Bar draws ire of the Irish over Guinness pour faux pas
Beer’s connoisseurs outraged over improperly poured stout in St. Patrick’s Day promo
A Vancouver restaurant provoked the ire of the Irish after sharing a photo of a poorly poured pint of Guinness to promote its St. Patrick’s Day party.
Railtown Café’s photo of an overflowing drink with foam oozing down the glass was meant to be artsy, owner Dan Olson said.
But it “was a little too artsy and it really struck a chord with some of our Irish clientele out there,” admitted Olson, who woke up Tuesday morning to a barrage of emails and comments on the restaurant’s socialmedia profiles.
What he thought was an inoffensive photo had quickly caught the atten- tion of Guinness connoisseurs from as far away as Ireland, the home of the beloved brew.
The faux pas was picked up by Irish news outlets like the Irish Independent, Joe and the Daily Edge, which expressed bitter disappointment over the pour.
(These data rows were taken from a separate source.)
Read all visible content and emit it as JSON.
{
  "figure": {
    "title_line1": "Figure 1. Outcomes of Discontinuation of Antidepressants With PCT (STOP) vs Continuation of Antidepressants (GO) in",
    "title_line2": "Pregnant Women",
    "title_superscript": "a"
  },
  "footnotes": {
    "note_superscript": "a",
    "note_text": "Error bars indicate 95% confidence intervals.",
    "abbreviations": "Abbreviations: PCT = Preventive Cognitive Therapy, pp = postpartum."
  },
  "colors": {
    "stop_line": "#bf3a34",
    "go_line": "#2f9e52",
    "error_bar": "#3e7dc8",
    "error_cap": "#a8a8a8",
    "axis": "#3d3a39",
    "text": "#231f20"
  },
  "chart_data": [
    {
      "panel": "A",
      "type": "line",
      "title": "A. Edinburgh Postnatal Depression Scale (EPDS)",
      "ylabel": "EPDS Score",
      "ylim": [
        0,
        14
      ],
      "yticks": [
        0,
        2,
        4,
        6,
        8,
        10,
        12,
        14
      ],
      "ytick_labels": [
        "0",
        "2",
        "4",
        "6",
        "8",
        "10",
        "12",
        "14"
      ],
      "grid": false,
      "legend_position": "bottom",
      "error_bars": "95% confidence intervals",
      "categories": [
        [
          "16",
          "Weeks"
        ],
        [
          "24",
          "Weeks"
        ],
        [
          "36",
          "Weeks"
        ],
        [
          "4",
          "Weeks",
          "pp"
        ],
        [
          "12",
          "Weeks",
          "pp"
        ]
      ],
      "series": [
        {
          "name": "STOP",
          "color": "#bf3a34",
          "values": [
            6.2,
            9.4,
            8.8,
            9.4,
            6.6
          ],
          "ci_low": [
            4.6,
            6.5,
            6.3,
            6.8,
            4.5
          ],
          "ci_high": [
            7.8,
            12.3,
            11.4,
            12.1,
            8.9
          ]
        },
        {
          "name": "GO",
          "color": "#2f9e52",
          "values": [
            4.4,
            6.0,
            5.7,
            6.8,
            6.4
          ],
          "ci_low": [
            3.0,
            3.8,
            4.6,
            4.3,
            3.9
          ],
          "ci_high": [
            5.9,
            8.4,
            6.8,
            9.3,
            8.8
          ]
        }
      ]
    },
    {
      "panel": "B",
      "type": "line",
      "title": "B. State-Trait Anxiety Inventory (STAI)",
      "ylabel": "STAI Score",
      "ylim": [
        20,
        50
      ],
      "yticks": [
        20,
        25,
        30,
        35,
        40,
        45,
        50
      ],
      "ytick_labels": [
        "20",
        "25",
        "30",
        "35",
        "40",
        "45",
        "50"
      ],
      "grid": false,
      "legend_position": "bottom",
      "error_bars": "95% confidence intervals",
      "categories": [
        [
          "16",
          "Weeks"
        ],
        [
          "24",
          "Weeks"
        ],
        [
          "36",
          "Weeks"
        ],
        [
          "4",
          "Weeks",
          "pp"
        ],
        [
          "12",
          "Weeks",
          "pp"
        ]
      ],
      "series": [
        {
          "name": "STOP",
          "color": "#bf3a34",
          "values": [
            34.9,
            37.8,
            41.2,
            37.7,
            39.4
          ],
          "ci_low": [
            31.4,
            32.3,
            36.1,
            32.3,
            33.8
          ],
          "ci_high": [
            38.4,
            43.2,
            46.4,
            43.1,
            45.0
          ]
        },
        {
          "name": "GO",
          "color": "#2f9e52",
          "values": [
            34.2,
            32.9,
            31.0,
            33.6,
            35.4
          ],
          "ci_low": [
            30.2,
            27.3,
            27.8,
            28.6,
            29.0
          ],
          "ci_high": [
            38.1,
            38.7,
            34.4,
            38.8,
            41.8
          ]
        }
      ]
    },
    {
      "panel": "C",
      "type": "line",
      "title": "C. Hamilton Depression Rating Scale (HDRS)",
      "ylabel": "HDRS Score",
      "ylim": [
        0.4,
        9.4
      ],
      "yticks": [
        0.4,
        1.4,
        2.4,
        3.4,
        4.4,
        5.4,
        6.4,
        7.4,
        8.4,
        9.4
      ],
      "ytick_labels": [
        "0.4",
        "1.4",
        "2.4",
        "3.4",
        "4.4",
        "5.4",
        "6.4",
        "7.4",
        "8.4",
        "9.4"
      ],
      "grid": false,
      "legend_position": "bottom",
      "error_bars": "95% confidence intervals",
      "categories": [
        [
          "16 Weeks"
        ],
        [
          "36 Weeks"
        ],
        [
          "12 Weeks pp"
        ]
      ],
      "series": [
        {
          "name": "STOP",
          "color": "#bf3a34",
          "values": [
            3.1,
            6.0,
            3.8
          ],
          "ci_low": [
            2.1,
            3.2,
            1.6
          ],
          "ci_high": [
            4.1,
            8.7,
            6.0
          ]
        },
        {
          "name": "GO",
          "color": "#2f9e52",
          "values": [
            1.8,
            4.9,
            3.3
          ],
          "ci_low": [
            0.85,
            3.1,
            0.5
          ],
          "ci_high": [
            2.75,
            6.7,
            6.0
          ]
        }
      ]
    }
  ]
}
One story called it “sacrilegious” while another said, “No, just no . . . ”
Online commenters were also perturbed, with one Twitter user calling it “an abomination.”
The backlash was “pretty negative,” Olson said. “People took it quite serious. They felt like we were digging at their heritage basically. So anyway, that’s one thing we’ve learned so far: don’t mess with a person and their Guinness.”
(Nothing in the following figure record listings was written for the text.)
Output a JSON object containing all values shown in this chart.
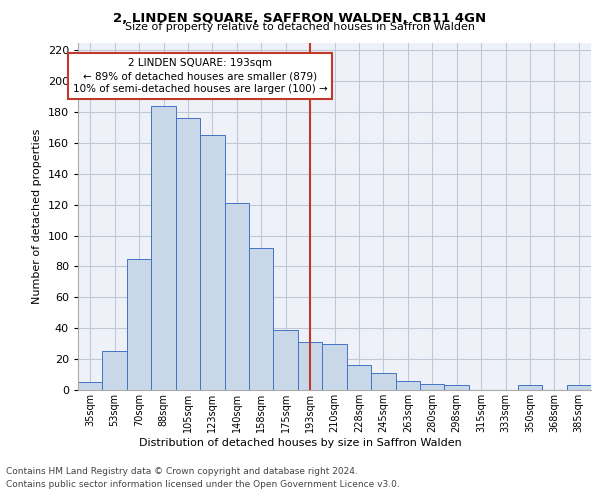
{
  "title": "2, LINDEN SQUARE, SAFFRON WALDEN, CB11 4GN",
  "subtitle": "Size of property relative to detached houses in Saffron Walden",
  "xlabel": "Distribution of detached houses by size in Saffron Walden",
  "ylabel": "Number of detached properties",
  "categories": [
    "35sqm",
    "53sqm",
    "70sqm",
    "88sqm",
    "105sqm",
    "123sqm",
    "140sqm",
    "158sqm",
    "175sqm",
    "193sqm",
    "210sqm",
    "228sqm",
    "245sqm",
    "263sqm",
    "280sqm",
    "298sqm",
    "315sqm",
    "333sqm",
    "350sqm",
    "368sqm",
    "385sqm"
  ],
  "values": [
    5,
    25,
    85,
    184,
    176,
    165,
    121,
    92,
    39,
    31,
    30,
    16,
    11,
    6,
    4,
    3,
    0,
    0,
    3,
    0,
    3
  ],
  "bar_color": "#c8d8e8",
  "bar_edge_color": "#4472c4",
  "vline_x_idx": 9,
  "vline_color": "#c0392b",
  "annotation_line1": "2 LINDEN SQUARE: 193sqm",
  "annotation_line2": "← 89% of detached houses are smaller (879)",
  "annotation_line3": "10% of semi-detached houses are larger (100) →",
  "annotation_box_color": "#c0392b",
  "ylim": [
    0,
    225
  ],
  "yticks": [
    0,
    20,
    40,
    60,
    80,
    100,
    120,
    140,
    160,
    180,
    200,
    220
  ],
  "grid_color": "#c0c8d8",
  "background_color": "#eef2f8",
  "footer_line1": "Contains HM Land Registry data © Crown copyright and database right 2024.",
  "footer_line2": "Contains public sector information licensed under the Open Government Licence v3.0."
}
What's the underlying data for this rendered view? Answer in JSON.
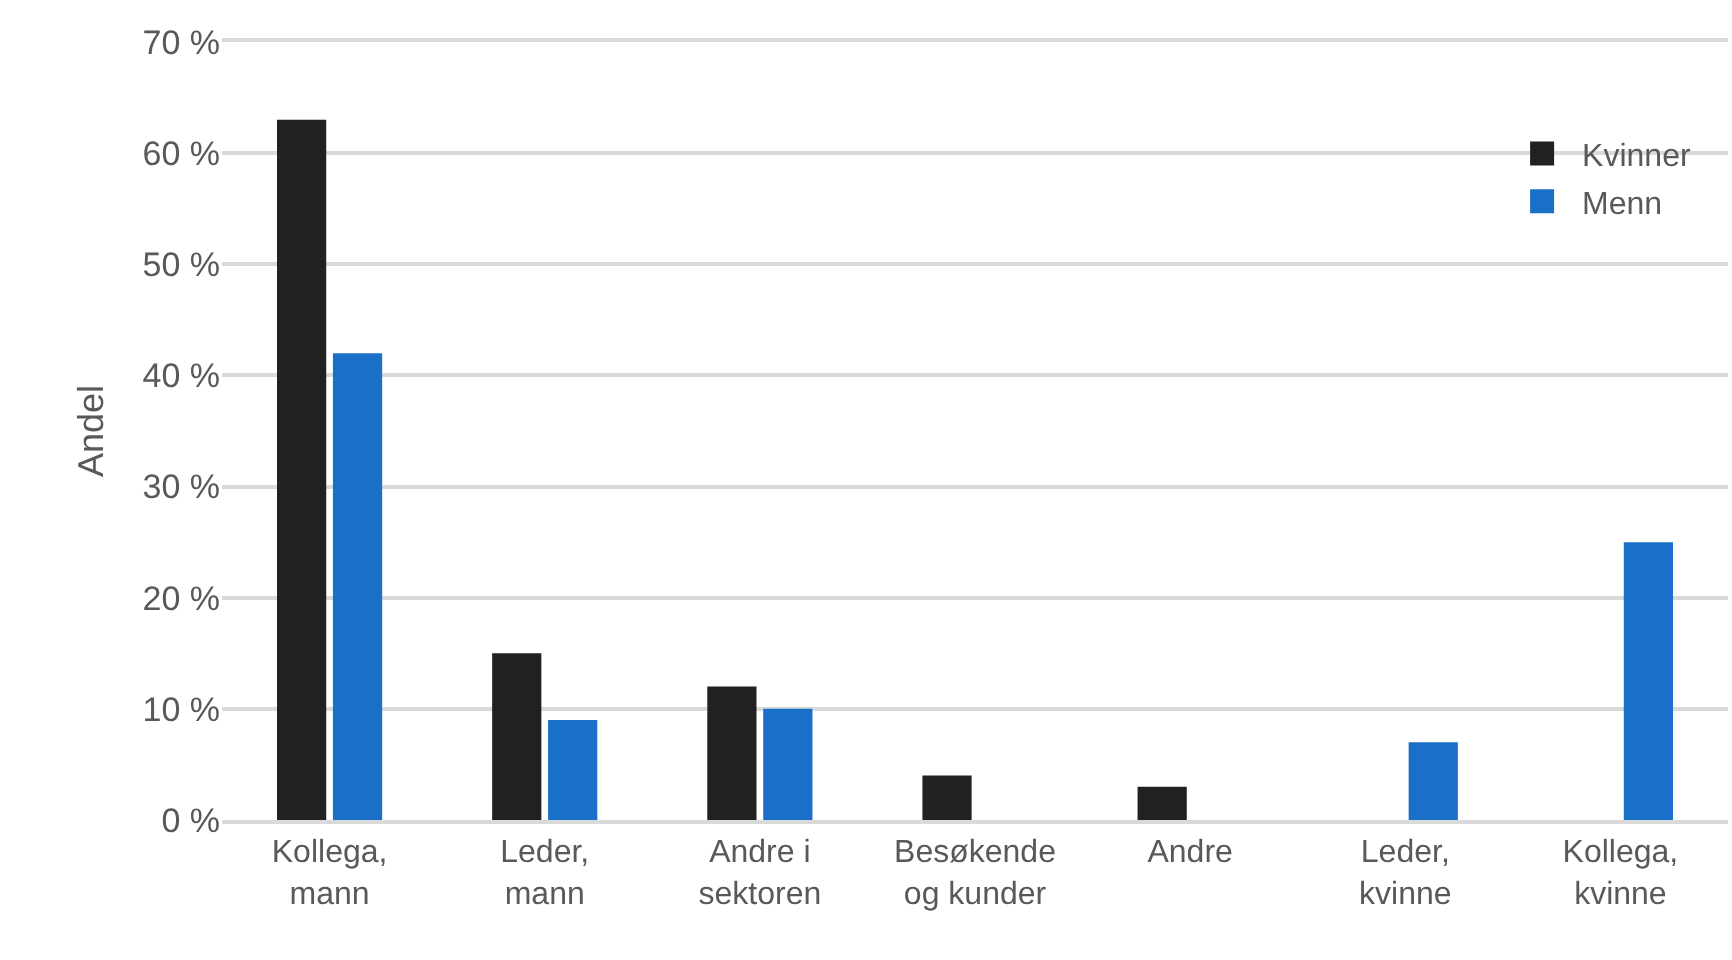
{
  "chart_data": {
    "type": "bar",
    "ylabel": "Andel",
    "categories": [
      "Kollega, mann",
      "Leder, mann",
      "Andre i sektoren",
      "Besøkende og kunder",
      "Andre",
      "Leder, kvinne",
      "Kollega, kvinne"
    ],
    "series": [
      {
        "name": "Kvinner",
        "color": "#212121",
        "values": [
          63,
          15,
          12,
          4,
          3,
          null,
          null
        ]
      },
      {
        "name": "Menn",
        "color": "#1a70c8",
        "values": [
          42,
          9,
          10,
          null,
          null,
          7,
          25
        ]
      }
    ],
    "ylim": [
      0,
      70
    ],
    "yticks": [
      {
        "value": 0,
        "label": "0 %"
      },
      {
        "value": 10,
        "label": "10 %"
      },
      {
        "value": 20,
        "label": "20 %"
      },
      {
        "value": 30,
        "label": "30 %"
      },
      {
        "value": 40,
        "label": "40 %"
      },
      {
        "value": 50,
        "label": "50 %"
      },
      {
        "value": 60,
        "label": "60 %"
      },
      {
        "value": 70,
        "label": "70 %"
      }
    ],
    "grid": "y",
    "legend": "top right"
  }
}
For the uninitiated, there’s an art to pouring a Guinness.
“It takes 119.5 seconds, just about two minutes and it’s a double pour cascade,” said Patrick McMurray, owner of Ceili Cottage, an east-end Toronto Irish pub.
McMurray called Railtown’s pour “the worst thing ever” and said it had been poured once, likely to the top, rather than in two parts as it should have been.
Though the flavour wouldn’t have been too compromised by the pour, said McMurray, a Guinness in that state is unacceptable.
“It’s really the art and the experience of the whole thing. If it’s not properly poured, it’s not presented to you properly. Eyes eat first, so your eyes are going to be jealous of what your tongue is tasting.”
Olson says he’s learned his lesson. The incriminating photo was removed from the restaurant’s socialmedia accounts and has been replaced with a new, improved one and an apology for the earlier flub.
“Thanks for the friendly comments, everyone!” it read. “We’re not all a bunch of maple-syrup drinking snow farmers and to make up for the blasphemous pour depicted in the previous photo, we’ve poured another pint that we hope is worthy of Ireland.”
To bury the hatchet, Olson said he’s offering to buy anyone who comes in on St. Patrick’s Day with their Irish passport a properly poured pint of Guinness and a shot of Jameson.